Homélie de la Toussaint, 1er novembre 2022
par l’abbé Gaël de Breuvand
Ap 7, 2-4.9-14 ; ps 23 ; 1Jn 3, 1-3 ; Mt 5,1-12
Il s’agit de la transcription d’une prédication orale. Les titres sont ajoutés après transcription.
Voilà un jour de joie. Nous fêtons les saints du ciel, la Toussaint. Et d’abord, première réflexion, qu’est-ce que cela signifie, qu’est-ce que la Toussaint nous dévoile ? La Toussaint nous apprend que l’amour est vainqueur. Tout est là ! Tout est là : l’amour est vainqueur ! Parce que Dieu est Dieu, Dieu qui est Amour, Il nous aime. Nous n’avons pas mérité cet amour… Il nous aime ! Cet amour pour nous ne dépend pas de nous, mais de Lui seul. Il nous aime. Et puisqu’Il nous aime, Il veut notre joie et notre bonheur, Il veut nous faire rentrer dans une joie parfaite, et cette joie parfaite, ce sera lorsque nous Le verrons face à face. Aujourd’hui, il y en a des milliers, des milliers et des milliers qui voient Dieu : 144000 ! Il faut entendre les nombres au sens symbolique dans la Bible : 12, c’est une totalité, qui est multipliée par 12, qui est une totalité, multipliée par mille, qui est une multitude. Donc, une totalité fois totalité fois multitude, cela fait vraiment beaucoup ! Et ils sont dans la joie, et ils nous attendent. Parce que nous sommes tous appelés à entrer dans cette joie. L’Amour est vainqueur ! L’amour a vaincu, par Jésus, avec Jésus, en Jésus. Il s’agit maintenant que cette victoire de Dieu, cette victoire de l’amour, entre dans nos cœurs.

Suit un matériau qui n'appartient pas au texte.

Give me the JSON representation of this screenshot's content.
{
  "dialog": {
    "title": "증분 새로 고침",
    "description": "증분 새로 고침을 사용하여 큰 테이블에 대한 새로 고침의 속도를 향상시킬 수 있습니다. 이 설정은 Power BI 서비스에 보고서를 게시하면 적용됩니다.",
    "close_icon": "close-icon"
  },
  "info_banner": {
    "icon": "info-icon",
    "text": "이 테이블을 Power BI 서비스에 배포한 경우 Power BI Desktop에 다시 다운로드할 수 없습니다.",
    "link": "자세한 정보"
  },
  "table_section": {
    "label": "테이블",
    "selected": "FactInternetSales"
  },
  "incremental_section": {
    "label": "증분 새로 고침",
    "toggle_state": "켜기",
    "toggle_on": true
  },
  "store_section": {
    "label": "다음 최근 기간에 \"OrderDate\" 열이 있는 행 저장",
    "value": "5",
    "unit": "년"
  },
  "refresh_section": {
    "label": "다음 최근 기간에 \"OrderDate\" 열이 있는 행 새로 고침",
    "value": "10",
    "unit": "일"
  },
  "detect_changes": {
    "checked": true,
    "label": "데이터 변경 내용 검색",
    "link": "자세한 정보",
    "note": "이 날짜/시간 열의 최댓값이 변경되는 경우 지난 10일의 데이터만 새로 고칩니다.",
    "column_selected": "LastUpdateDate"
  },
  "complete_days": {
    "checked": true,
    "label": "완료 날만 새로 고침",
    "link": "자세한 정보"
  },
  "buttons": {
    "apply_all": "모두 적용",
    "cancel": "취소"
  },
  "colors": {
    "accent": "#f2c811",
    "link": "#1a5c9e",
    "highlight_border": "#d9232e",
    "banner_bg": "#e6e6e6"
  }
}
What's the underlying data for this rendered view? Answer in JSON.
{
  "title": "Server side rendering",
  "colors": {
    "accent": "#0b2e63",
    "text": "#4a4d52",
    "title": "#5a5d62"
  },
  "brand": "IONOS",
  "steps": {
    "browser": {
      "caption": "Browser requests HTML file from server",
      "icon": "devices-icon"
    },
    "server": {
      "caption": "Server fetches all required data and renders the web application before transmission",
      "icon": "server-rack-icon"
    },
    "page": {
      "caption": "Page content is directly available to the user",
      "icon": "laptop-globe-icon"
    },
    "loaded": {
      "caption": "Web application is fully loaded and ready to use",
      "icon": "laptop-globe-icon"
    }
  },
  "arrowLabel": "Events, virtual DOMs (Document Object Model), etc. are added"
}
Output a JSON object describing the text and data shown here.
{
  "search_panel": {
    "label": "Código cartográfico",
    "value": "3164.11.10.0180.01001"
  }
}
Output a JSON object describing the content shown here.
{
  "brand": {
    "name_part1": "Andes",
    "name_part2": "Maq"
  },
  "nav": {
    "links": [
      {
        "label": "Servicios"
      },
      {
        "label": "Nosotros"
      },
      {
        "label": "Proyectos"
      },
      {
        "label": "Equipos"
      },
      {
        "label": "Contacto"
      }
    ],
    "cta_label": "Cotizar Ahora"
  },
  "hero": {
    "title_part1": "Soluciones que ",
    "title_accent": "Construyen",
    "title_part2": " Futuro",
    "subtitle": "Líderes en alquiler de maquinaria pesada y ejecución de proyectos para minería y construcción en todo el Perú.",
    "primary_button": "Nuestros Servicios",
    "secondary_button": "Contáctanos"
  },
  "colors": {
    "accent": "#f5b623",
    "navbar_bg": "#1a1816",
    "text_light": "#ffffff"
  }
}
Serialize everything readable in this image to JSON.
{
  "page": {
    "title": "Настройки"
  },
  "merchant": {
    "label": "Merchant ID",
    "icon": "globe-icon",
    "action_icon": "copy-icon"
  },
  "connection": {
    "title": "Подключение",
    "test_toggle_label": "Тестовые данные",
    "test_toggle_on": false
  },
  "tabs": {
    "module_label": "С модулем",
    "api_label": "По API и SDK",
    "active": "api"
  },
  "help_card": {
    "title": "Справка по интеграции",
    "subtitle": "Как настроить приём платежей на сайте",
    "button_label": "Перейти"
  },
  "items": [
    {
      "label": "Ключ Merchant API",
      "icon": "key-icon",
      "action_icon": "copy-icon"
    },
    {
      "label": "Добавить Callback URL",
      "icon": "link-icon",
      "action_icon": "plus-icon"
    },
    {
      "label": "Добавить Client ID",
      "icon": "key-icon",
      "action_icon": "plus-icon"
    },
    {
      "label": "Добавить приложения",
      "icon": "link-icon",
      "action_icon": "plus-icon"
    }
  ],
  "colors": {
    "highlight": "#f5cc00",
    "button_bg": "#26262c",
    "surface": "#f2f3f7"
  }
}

I – Un art de vivre chrétien pour la Joie
Et aujourd’hui, pour cette fête de la Toussaint, nous avons entendu cet évangile, que nous connaissons presque par cœur – cela serait intéressant de le savoir effectivement par cœur – : « Heureux les pauvres de cœur, car le royaume des cieux est à eux ». Heureux : c’est vraiment le projet de Dieu. Il s’agit que nous soyons vraiment dans la joie, et ces Béatitudes nous présentent un art de vivre chrétien, un art de vivre qui nous permet de vivre dès aujourd’hui la joie du ciel.
La joie du Ciel… Je n’ai pas parlé de confort, je n’ai pas parlé de tranquillité, je vous parle de ‘joie’. En fait, Jésus nous donne quelques clés pour avancer, dès aujourd’hui, sur le chemin de la vie. C’est un peu paradoxal, car cela ne correspond pas tout à fait à ce que le monde nous propose. Vous le savez, vous les entendez ces sirènes du monde ; celles qui nous proposent sans cesse : ‘jouis, fais-toi plaisir, repose-toi, ne te fatigue pas trop’ . Or Jésus, lui, nous invite à nous dépenser, à nous fatiguer, à nous épuiser. Mais non pas pour rien : au contraire, pour le meilleur ! Vous le savez, nous sommes chrétiens et nous avons entendu le message du Christ, et comme tout bon chrétien – et moi le premier – on filtre un peu, on a du mal à tout prendre. C’est un peu difficile, de tout prendre ! Cela risquerait de nous forcer à changer de vie, à nous convertir… Alors, on filtre : et on entend Jésus, et on comprend bien que ce qu’Il nous propose, c’est de ne pas faire le mal et de faire le Bien.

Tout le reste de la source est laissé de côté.